You can make the serial port run in inverted mode. For a previous person I posted the following snippet as a way to do what they wanted:
#include "USARTClass.h"
Usart *_pUsart;
void setup() {
// put your setup code here, to run once:
_pUsart = USART0; //USART0 is Serial1, change this for other serial ports
_pUsart->US_MR = US_MR_USART_MODE_RS485 | US_MR_USCLKS_MCK | US_MR_CHRL_8_BIT | US_MR_PAR_EVEN |
US_MR_NBSTOP_1_BIT | US_MR_CHMODE_NORMAL;
}
void loop() {
// put your main code here, to run repeatedly:
}
You can do the same thing. You need to set inverted mode in your mode call and you probably don't want many of the other options that that user needed.
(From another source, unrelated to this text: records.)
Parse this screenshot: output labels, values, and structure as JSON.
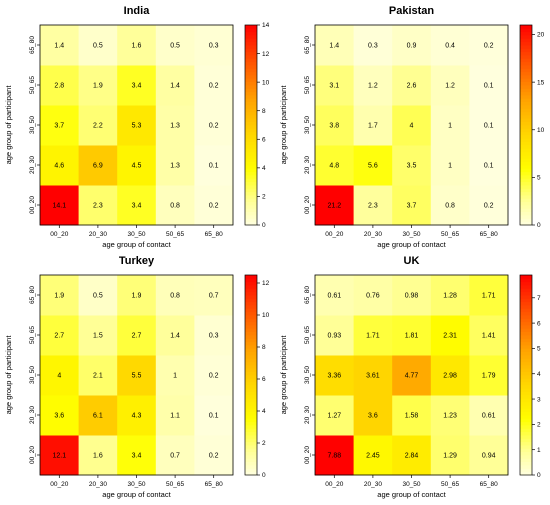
{
  "chart_data": [
    {
      "type": "heatmap",
      "title": "India",
      "xlabel": "age group of contact",
      "ylabel": "age group of participant",
      "x_categories": [
        "00_20",
        "20_30",
        "30_50",
        "50_65",
        "65_80"
      ],
      "y_categories": [
        "00_20",
        "20_30",
        "30_50",
        "50_65",
        "65_80"
      ],
      "values": [
        [
          14.1,
          2.3,
          3.4,
          0.8,
          0.2
        ],
        [
          4.6,
          6.9,
          4.5,
          1.3,
          0.1
        ],
        [
          3.7,
          2.2,
          5.3,
          1.3,
          0.2
        ],
        [
          2.8,
          1.9,
          3.4,
          1.4,
          0.2
        ],
        [
          1.4,
          0.5,
          1.6,
          0.5,
          0.3
        ]
      ],
      "labels": [
        [
          "14.1",
          "2.3",
          "3.4",
          "0.8",
          "0.2"
        ],
        [
          "4.6",
          "6.9",
          "4.5",
          "1.3",
          "0.1"
        ],
        [
          "3.7",
          "2.2",
          "5.3",
          "1.3",
          "0.2"
        ],
        [
          "2.8",
          "1.9",
          "3.4",
          "1.4",
          "0.2"
        ],
        [
          "1.4",
          "0.5",
          "1.6",
          "0.5",
          "0.3"
        ]
      ],
      "zlim": [
        0,
        14
      ],
      "colorbar_ticks": [
        "0",
        "2",
        "4",
        "6",
        "8",
        "10",
        "12",
        "14"
      ]
    },
    {
      "type": "heatmap",
      "title": "Pakistan",
      "xlabel": "age group of contact",
      "ylabel": "age group of participant",
      "x_categories": [
        "00_20",
        "20_30",
        "30_50",
        "50_65",
        "65_80"
      ],
      "y_categories": [
        "00_20",
        "20_30",
        "30_50",
        "50_65",
        "65_80"
      ],
      "values": [
        [
          21.2,
          2.3,
          3.7,
          0.8,
          0.2
        ],
        [
          4.8,
          5.6,
          3.5,
          1,
          0.1
        ],
        [
          3.8,
          1.7,
          4,
          1,
          0.1
        ],
        [
          3.1,
          1.2,
          2.6,
          1.2,
          0.1
        ],
        [
          1.4,
          0.3,
          0.9,
          0.4,
          0.2
        ]
      ],
      "labels": [
        [
          "21.2",
          "2.3",
          "3.7",
          "0.8",
          "0.2"
        ],
        [
          "4.8",
          "5.6",
          "3.5",
          "1",
          "0.1"
        ],
        [
          "3.8",
          "1.7",
          "4",
          "1",
          "0.1"
        ],
        [
          "3.1",
          "1.2",
          "2.6",
          "1.2",
          "0.1"
        ],
        [
          "1.4",
          "0.3",
          "0.9",
          "0.4",
          "0.2"
        ]
      ],
      "zlim": [
        0,
        21
      ],
      "colorbar_ticks": [
        "0",
        "5",
        "10",
        "15",
        "20"
      ]
    },
    {
      "type": "heatmap",
      "title": "Turkey",
      "xlabel": "age group of contact",
      "ylabel": "age group of participant",
      "x_categories": [
        "00_20",
        "20_30",
        "30_50",
        "50_65",
        "65_80"
      ],
      "y_categories": [
        "00_20",
        "20_30",
        "30_50",
        "50_65",
        "65_80"
      ],
      "values": [
        [
          12.1,
          1.6,
          3.4,
          0.7,
          0.2
        ],
        [
          3.6,
          6.1,
          4.3,
          1.1,
          0.1
        ],
        [
          4,
          2.1,
          5.5,
          1,
          0.2
        ],
        [
          2.7,
          1.5,
          2.7,
          1.4,
          0.3
        ],
        [
          1.9,
          0.5,
          1.9,
          0.8,
          0.7
        ]
      ],
      "labels": [
        [
          "12.1",
          "1.6",
          "3.4",
          "0.7",
          "0.2"
        ],
        [
          "3.6",
          "6.1",
          "4.3",
          "1.1",
          "0.1"
        ],
        [
          "4",
          "2.1",
          "5.5",
          "1",
          "0.2"
        ],
        [
          "2.7",
          "1.5",
          "2.7",
          "1.4",
          "0.3"
        ],
        [
          "1.9",
          "0.5",
          "1.9",
          "0.8",
          "0.7"
        ]
      ],
      "zlim": [
        0,
        12.5
      ],
      "colorbar_ticks": [
        "0",
        "2",
        "4",
        "6",
        "8",
        "10",
        "12"
      ]
    },
    {
      "type": "heatmap",
      "title": "UK",
      "xlabel": "age group of contact",
      "ylabel": "age group of participant",
      "x_categories": [
        "00_20",
        "20_30",
        "30_50",
        "50_65",
        "65_80"
      ],
      "y_categories": [
        "00_20",
        "20_30",
        "30_50",
        "50_65",
        "65_80"
      ],
      "values": [
        [
          7.88,
          2.45,
          2.84,
          1.29,
          0.94
        ],
        [
          1.27,
          3.6,
          1.58,
          1.23,
          0.61
        ],
        [
          3.36,
          3.61,
          4.77,
          2.98,
          1.79
        ],
        [
          0.93,
          1.71,
          1.81,
          2.31,
          1.41
        ],
        [
          0.61,
          0.76,
          0.98,
          1.28,
          1.71
        ]
      ],
      "labels": [
        [
          "7.88",
          "2.45",
          "2.84",
          "1.29",
          "0.94"
        ],
        [
          "1.27",
          "3.6",
          "1.58",
          "1.23",
          "0.61"
        ],
        [
          "3.36",
          "3.61",
          "4.77",
          "2.98",
          "1.79"
        ],
        [
          "0.93",
          "1.71",
          "1.81",
          "2.31",
          "1.41"
        ],
        [
          "0.61",
          "0.76",
          "0.98",
          "1.28",
          "1.71"
        ]
      ],
      "zlim": [
        0,
        7.9
      ],
      "colorbar_ticks": [
        "0",
        "1",
        "2",
        "3",
        "4",
        "5",
        "6",
        "7"
      ]
    }
  ]
}
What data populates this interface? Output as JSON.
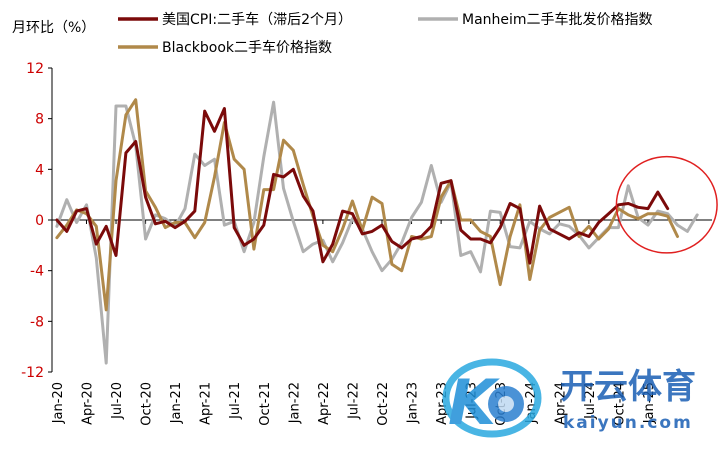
{
  "chart_data": {
    "type": "line",
    "ylabel": "月环比（%）",
    "ylim": [
      -12,
      12
    ],
    "yticks": [
      "12",
      "8",
      "4",
      "0",
      "-4",
      "-8",
      "-12"
    ],
    "ytick_values": [
      12,
      8,
      4,
      0,
      -4,
      -8,
      -12
    ],
    "x": [
      "2020-01",
      "2020-02",
      "2020-03",
      "2020-04",
      "2020-05",
      "2020-06",
      "2020-07",
      "2020-08",
      "2020-09",
      "2020-10",
      "2020-11",
      "2020-12",
      "2021-01",
      "2021-02",
      "2021-03",
      "2021-04",
      "2021-05",
      "2021-06",
      "2021-07",
      "2021-08",
      "2021-09",
      "2021-10",
      "2021-11",
      "2021-12",
      "2022-01",
      "2022-02",
      "2022-03",
      "2022-04",
      "2022-05",
      "2022-06",
      "2022-07",
      "2022-08",
      "2022-09",
      "2022-10",
      "2022-11",
      "2022-12",
      "2023-01",
      "2023-02",
      "2023-03",
      "2023-04",
      "2023-05",
      "2023-06",
      "2023-07",
      "2023-08",
      "2023-09",
      "2023-10",
      "2023-11",
      "2023-12",
      "2024-01",
      "2024-02",
      "2024-03",
      "2024-04",
      "2024-05",
      "2024-06",
      "2024-07",
      "2024-08",
      "2024-09",
      "2024-10",
      "2024-11",
      "2024-12",
      "2025-01",
      "2025-02",
      "2025-03",
      "2025-04",
      "2025-05",
      "2025-06",
      "2025-07"
    ],
    "xtick_labels": [
      {
        "month": "2020-01",
        "label": "Jan-20"
      },
      {
        "month": "2020-04",
        "label": "Apr-20"
      },
      {
        "month": "2020-07",
        "label": "Jul-20"
      },
      {
        "month": "2020-10",
        "label": "Oct-20"
      },
      {
        "month": "2021-01",
        "label": "Jan-21"
      },
      {
        "month": "2021-04",
        "label": "Apr-21"
      },
      {
        "month": "2021-07",
        "label": "Jul-21"
      },
      {
        "month": "2021-10",
        "label": "Oct-21"
      },
      {
        "month": "2022-01",
        "label": "Jan-22"
      },
      {
        "month": "2022-04",
        "label": "Apr-22"
      },
      {
        "month": "2022-07",
        "label": "Jul-22"
      },
      {
        "month": "2022-10",
        "label": "Oct-22"
      },
      {
        "month": "2023-01",
        "label": "Jan-23"
      },
      {
        "month": "2023-04",
        "label": "Apr-23"
      },
      {
        "month": "2023-07",
        "label": "Jul-23"
      },
      {
        "month": "2023-10",
        "label": "Oct-23"
      },
      {
        "month": "2024-01",
        "label": "Jan-24"
      },
      {
        "month": "2024-04",
        "label": "Apr-24"
      },
      {
        "month": "2024-07",
        "label": "Jul-24"
      },
      {
        "month": "2024-10",
        "label": "Oct-24"
      },
      {
        "month": "2025-01",
        "label": "Jan-25"
      }
    ],
    "series": [
      {
        "name": "美国CPI:二手车（滞后2个月）",
        "color": "#7b0a0a",
        "values": [
          0.0,
          -0.9,
          0.7,
          0.9,
          -1.9,
          -0.5,
          -2.8,
          5.3,
          6.2,
          1.8,
          -0.3,
          -0.1,
          -0.6,
          -0.1,
          0.7,
          8.6,
          7.0,
          8.8,
          -0.6,
          -2.0,
          -1.5,
          -0.4,
          3.6,
          3.4,
          4.0,
          1.9,
          0.7,
          -3.3,
          -1.9,
          0.7,
          0.5,
          -1.1,
          -0.9,
          -0.4,
          -1.7,
          -2.2,
          -1.5,
          -1.3,
          -0.5,
          2.9,
          3.1,
          -0.8,
          -1.5,
          -1.5,
          -1.8,
          -0.6,
          1.3,
          0.9,
          -3.4,
          1.1,
          -0.7,
          -1.1,
          -1.5,
          -1.0,
          -1.3,
          -0.2,
          0.5,
          1.2,
          1.3,
          1.0,
          0.9,
          2.2,
          0.9,
          null,
          null,
          null,
          null
        ]
      },
      {
        "name": "Manheim二手车批发价格指数",
        "color": "#b0b0b0",
        "values": [
          -0.5,
          1.6,
          -0.2,
          1.2,
          -3.0,
          -11.3,
          9.0,
          9.0,
          5.9,
          -1.5,
          0.4,
          0.1,
          -0.5,
          0.9,
          5.2,
          4.3,
          4.8,
          -0.4,
          -0.1,
          -2.5,
          -0.2,
          5.0,
          9.3,
          2.5,
          -0.1,
          -2.5,
          -1.9,
          -1.6,
          -3.3,
          -1.8,
          0.1,
          -0.7,
          -2.5,
          -4.0,
          -3.1,
          -1.8,
          0.2,
          1.4,
          4.3,
          1.4,
          3.0,
          -2.8,
          -2.5,
          -4.1,
          0.7,
          0.6,
          -2.1,
          -2.2,
          -0.1,
          -0.7,
          -1.1,
          -0.3,
          -0.5,
          -1.2,
          -2.2,
          -1.4,
          -0.6,
          -0.6,
          2.7,
          0.2,
          -0.4,
          0.7,
          0.5,
          -0.4,
          -0.9,
          0.4,
          null
        ]
      },
      {
        "name": "Blackbook二手车价格指数",
        "color": "#b0894a",
        "values": [
          -1.4,
          -0.4,
          0.8,
          0.5,
          -0.5,
          -7.1,
          3.1,
          8.3,
          9.5,
          2.3,
          1.0,
          -0.6,
          -0.2,
          -0.2,
          -1.4,
          -0.2,
          3.4,
          7.7,
          4.8,
          4.0,
          -2.3,
          2.4,
          2.4,
          6.3,
          5.5,
          2.8,
          0.3,
          -2.0,
          -2.5,
          -0.7,
          1.5,
          -0.8,
          1.8,
          1.3,
          -3.5,
          -4.0,
          -1.3,
          -1.5,
          -1.3,
          1.8,
          3.1,
          0.0,
          0.0,
          -0.9,
          -1.3,
          -5.1,
          -1.3,
          1.2,
          -4.7,
          -0.8,
          0.2,
          0.6,
          1.0,
          -1.3,
          -0.5,
          -1.5,
          -0.7,
          0.9,
          0.4,
          0.1,
          0.5,
          0.5,
          0.3,
          -1.3,
          null,
          null,
          null
        ]
      }
    ],
    "legend": "top",
    "grid": false,
    "annotations": [
      {
        "type": "ellipse",
        "color": "#e02020",
        "x_range": [
          "2024-10",
          "2025-07"
        ],
        "y_range": [
          -2.6,
          5.0
        ]
      }
    ]
  },
  "watermark": {
    "text_cn": "开云体育",
    "text_en": "kaiyun.com",
    "logo_letter": "K"
  }
}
But, you could do this:
_pUsart->US_MR = US_MR_USART_MODE_NORMAL | US_MR_USCLKS_MCK | US_MR_CHRL_8_BIT | US_MR_PAR_NO |
US_MR_NBSTOP_1_BIT | US_MR_CHMODE_NORMAL | US_MR_INVDATA;
All of these mode setting definitions are found in arduino/sam/system/CMSIS/Device/ATMEL/sam3xa/include/component/component_usart.h
And, remember, all that code was setting the mode for Serial1. If you aren't using Serial1 then you will need to that _pUsart = line. Serial is NOT a USART but rather a UART and the mode definitions are probably different. You should still be able to do the same basic thing but you'll have to look up the mode bits.